Dáil debates

Thursday, 26 November 2015

Leaders' Questions

 

12:00 pm

Photo of Michael McGrathMichael McGrath (Cork South Central, Fianna Fail) | Oireachtas source

Tuesday night's RTE "Prime Time" programme made for shocking viewing. It exposed the scandal of banks denying mortgage customers their contractual right to return to a tracker rate following a period of time on a fixed or variable rate. Customers have been forced to go through the banks' own internal appeal systems, the Financial Services Ombudsman, the Central Bank, and the courts system to vindicate their rights. If they finally win the argument to be returned to a tracker rate, many of them are not being given the original tracker rate but a much inflated one which is sometimes between 3% and 4% higher than the original tracker rate.

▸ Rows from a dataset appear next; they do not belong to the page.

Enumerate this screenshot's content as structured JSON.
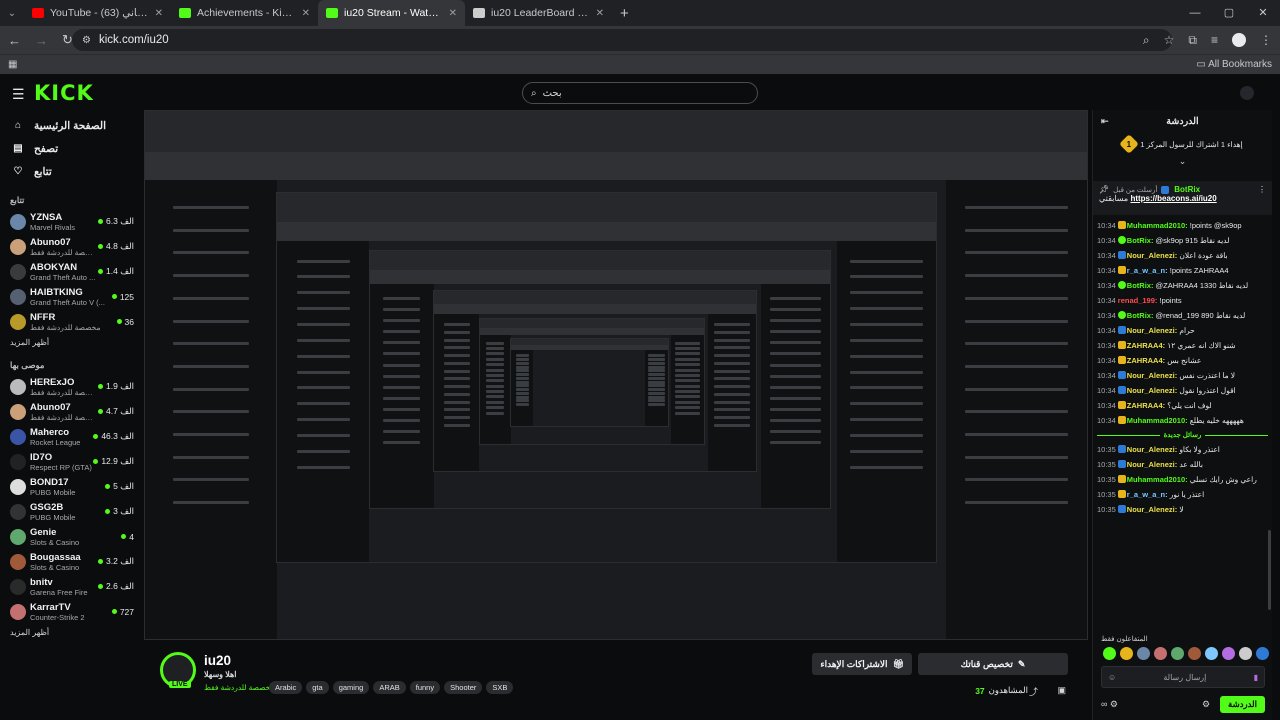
{
  "browser": {
    "tabs": [
      {
        "title": "YouTube - بالعين غساني (63)",
        "color": "#ff0000",
        "active": false
      },
      {
        "title": "Achievements - Kick Dashboard",
        "color": "#53fc18",
        "active": false
      },
      {
        "title": "iu20 Stream - Watch Live on Kick",
        "color": "#53fc18",
        "active": true
      },
      {
        "title": "iu20 LeaderBoard | The best Ch",
        "color": "#cccccc",
        "active": false
      }
    ],
    "url": "kick.com/iu20",
    "bookmarks_label": "All Bookmarks"
  },
  "header": {
    "logo": "KICK",
    "search_placeholder": "بحث"
  },
  "sidebar": {
    "nav": [
      {
        "label": "الصفحة الرئيسية",
        "icon": "home-icon",
        "glyph": "⌂"
      },
      {
        "label": "تصفح",
        "icon": "browse-icon",
        "glyph": "▤"
      },
      {
        "label": "تتابع",
        "icon": "heart-icon",
        "glyph": "♡"
      }
    ],
    "following_title": "تتابع",
    "following": [
      {
        "name": "YZNSA",
        "category": "Marvel Rivals",
        "viewers": "6.3 الف",
        "color": "#6a86a8"
      },
      {
        "name": "Abuno07",
        "category": "مخصصة للدردشة فقط",
        "viewers": "4.8 الف",
        "color": "#c9a07a"
      },
      {
        "name": "ABOKYAN",
        "category": "Grand Theft Auto ...",
        "viewers": "1.4 الف",
        "color": "#3b3b3b"
      },
      {
        "name": "HAIBTKING",
        "category": "Grand Theft Auto V (...",
        "viewers": "125",
        "color": "#556070"
      },
      {
        "name": "NFFR",
        "category": "مخصصة للدردشة فقط",
        "viewers": "36",
        "color": "#b89a2a"
      }
    ],
    "show_more_1": "أظهر المزيد",
    "recommended_title": "موصى بها",
    "recommended": [
      {
        "name": "HERExJO",
        "category": "مخصصة للدردشة فقط",
        "viewers": "1.9 الف",
        "color": "#bbbbbb"
      },
      {
        "name": "Abuno07",
        "category": "مخصصة للدردشة فقط",
        "viewers": "4.7 الف",
        "color": "#c9a07a"
      },
      {
        "name": "Maherco",
        "category": "Rocket League",
        "viewers": "46.3 الف",
        "color": "#3a55a5"
      },
      {
        "name": "ID7O",
        "category": "Respect RP (GTA)",
        "viewers": "12.9 الف",
        "color": "#222222"
      },
      {
        "name": "BOND17",
        "category": "PUBG Mobile",
        "viewers": "5 الف",
        "color": "#dddddd"
      },
      {
        "name": "GSG2B",
        "category": "PUBG Mobile",
        "viewers": "3 الف",
        "color": "#333333"
      },
      {
        "name": "Genie",
        "category": "Slots & Casino",
        "viewers": "4",
        "color": "#5fa86e"
      },
      {
        "name": "Bougassaa",
        "category": "Slots & Casino",
        "viewers": "3.2 الف",
        "color": "#a05a3a"
      },
      {
        "name": "bnitv",
        "category": "Garena Free Fire",
        "viewers": "2.6 الف",
        "color": "#2a2a2a"
      },
      {
        "name": "KarrarTV",
        "category": "Counter-Strike 2",
        "viewers": "727",
        "color": "#c47070"
      }
    ],
    "show_more_2": "أظهر المزيد"
  },
  "stream": {
    "name": "iu20",
    "live": "LIVE",
    "title": "اهلا وسهلا",
    "category": "مخصصة للدردشة فقط",
    "tags": [
      "Arabic",
      "gta",
      "gaming",
      "ARAB",
      "funny",
      "Shooter",
      "SXB"
    ],
    "subscribe_label": "تخصيص قناتك",
    "gift_label": "الاشتراكات الإهداء",
    "viewers_label": "المشاهدون",
    "viewers_count": "37"
  },
  "chat": {
    "title": "الدردشة",
    "top_gifter": "إهداء 1 اشتراك للرسول المركز 1",
    "top_gifter_rank": "1",
    "pinned_by": "أرسلت من قبل",
    "pinned_user": "BotRix",
    "pinned_text": "مسابقتي",
    "pinned_link": "https://beacons.ai/iu20",
    "messages": [
      {
        "ts": "10:34",
        "badge": "gold",
        "user": "Muhammad2010:",
        "ucls": "u-green",
        "text": "!points @sk9op"
      },
      {
        "ts": "10:34",
        "badge": "green",
        "user": "BotRix:",
        "ucls": "u-green",
        "text": "@sk9op لديه نقاط 915"
      },
      {
        "ts": "10:34",
        "badge": "blue",
        "user": "Nour_Alenezi:",
        "ucls": "u-yellow",
        "text": "باقة عودة اعلان"
      },
      {
        "ts": "10:34",
        "badge": "gold",
        "user": "r_a_w_a_n:",
        "ucls": "u-blue",
        "text": "!points ZAHRAA4"
      },
      {
        "ts": "10:34",
        "badge": "green",
        "user": "BotRix:",
        "ucls": "u-green",
        "text": "@ZAHRAA4 لديه نقاط 1330"
      },
      {
        "ts": "10:34",
        "badge": "",
        "user": "renad_199:",
        "ucls": "u-red",
        "text": "!points"
      },
      {
        "ts": "10:34",
        "badge": "green",
        "user": "BotRix:",
        "ucls": "u-green",
        "text": "@renad_199 لديه نقاط 890"
      },
      {
        "ts": "10:34",
        "badge": "blue",
        "user": "Nour_Alenezi:",
        "ucls": "u-yellow",
        "text": "حرام"
      },
      {
        "ts": "10:34",
        "badge": "gold",
        "user": "ZAHRAA4:",
        "ucls": "u-yellow",
        "text": "شنو الاك انه عمري ١٢"
      },
      {
        "ts": "10:34",
        "badge": "gold",
        "user": "ZAHRAA4:",
        "ucls": "u-yellow",
        "text": "عشانج بس"
      },
      {
        "ts": "10:34",
        "badge": "blue",
        "user": "Nour_Alenezi:",
        "ucls": "u-yellow",
        "text": "لا ما اعتذرت نفس"
      },
      {
        "ts": "10:34",
        "badge": "blue",
        "user": "Nour_Alenezi:",
        "ucls": "u-yellow",
        "text": "اقول اعتذروا نقول"
      },
      {
        "ts": "10:34",
        "badge": "gold",
        "user": "ZAHRAA4:",
        "ucls": "u-yellow",
        "text": "لوف انت يلي؟"
      },
      {
        "ts": "10:34",
        "badge": "gold",
        "user": "Muhammad2010:",
        "ucls": "u-green",
        "text": "هههههه خليه يطلع"
      }
    ],
    "new_messages": "رسائل جديدة",
    "messages_after": [
      {
        "ts": "10:35",
        "badge": "blue",
        "user": "Nour_Alenezi:",
        "ucls": "u-yellow",
        "text": "اعتذر ولا بكاو"
      },
      {
        "ts": "10:35",
        "badge": "blue",
        "user": "Nour_Alenezi:",
        "ucls": "u-yellow",
        "text": "بالله عد"
      },
      {
        "ts": "10:35",
        "badge": "gold",
        "user": "Muhammad2010:",
        "ucls": "u-green",
        "text": "راعي وش رايك تسلي"
      },
      {
        "ts": "10:35",
        "badge": "gold",
        "user": "r_a_w_a_n:",
        "ucls": "u-blue",
        "text": "اعتذر يا نور"
      },
      {
        "ts": "10:35",
        "badge": "blue",
        "user": "Nour_Alenezi:",
        "ucls": "u-yellow",
        "text": "لا"
      }
    ],
    "chatters_label": "المتفاعلون فقط",
    "input_placeholder": "إرسال رسالة",
    "send_label": "الدردشة"
  }
}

As the Tánaiste knows, the only variable element of a tracker mortgage rate is the ECB base rate. The margin should remain constant. "Prime Time" featured a customer who successfully fought Permanent TSB all the way to the High Court. He has now been given what can only be described as a ridiculous tracker rate costing him hundreds of euro extra each month in additional interest payments. In that case alone, Permanent TSB stands accused of failing to honour the terms of the original tracker mortgage contract by significantly hiking the margin it charges, quoting the customer a margin of up to 3.35% instead of the original 1.1% above the ECB rate. This cannot be dismissed as a legacy issue from another era because it is happening here and now. Indeed, it is not an isolated case.

Very serious issues were also raised in the "Prime Time" programme concerning practices at AIB and Bank of Ireland. One AIB customer whose case was profiled was eventually, after a battle, returned to a tracker rate with a margin of just under 4%. We already know that up to 300,000 variable rate mortgage customers are being ripped off by their banks. We now know that many tracker customers are being denied the right to return to a rate to which they are contractually entitled. We have known for some time that in some cases banks are determined to do whatever it takes to get people off tracker mortgage rates.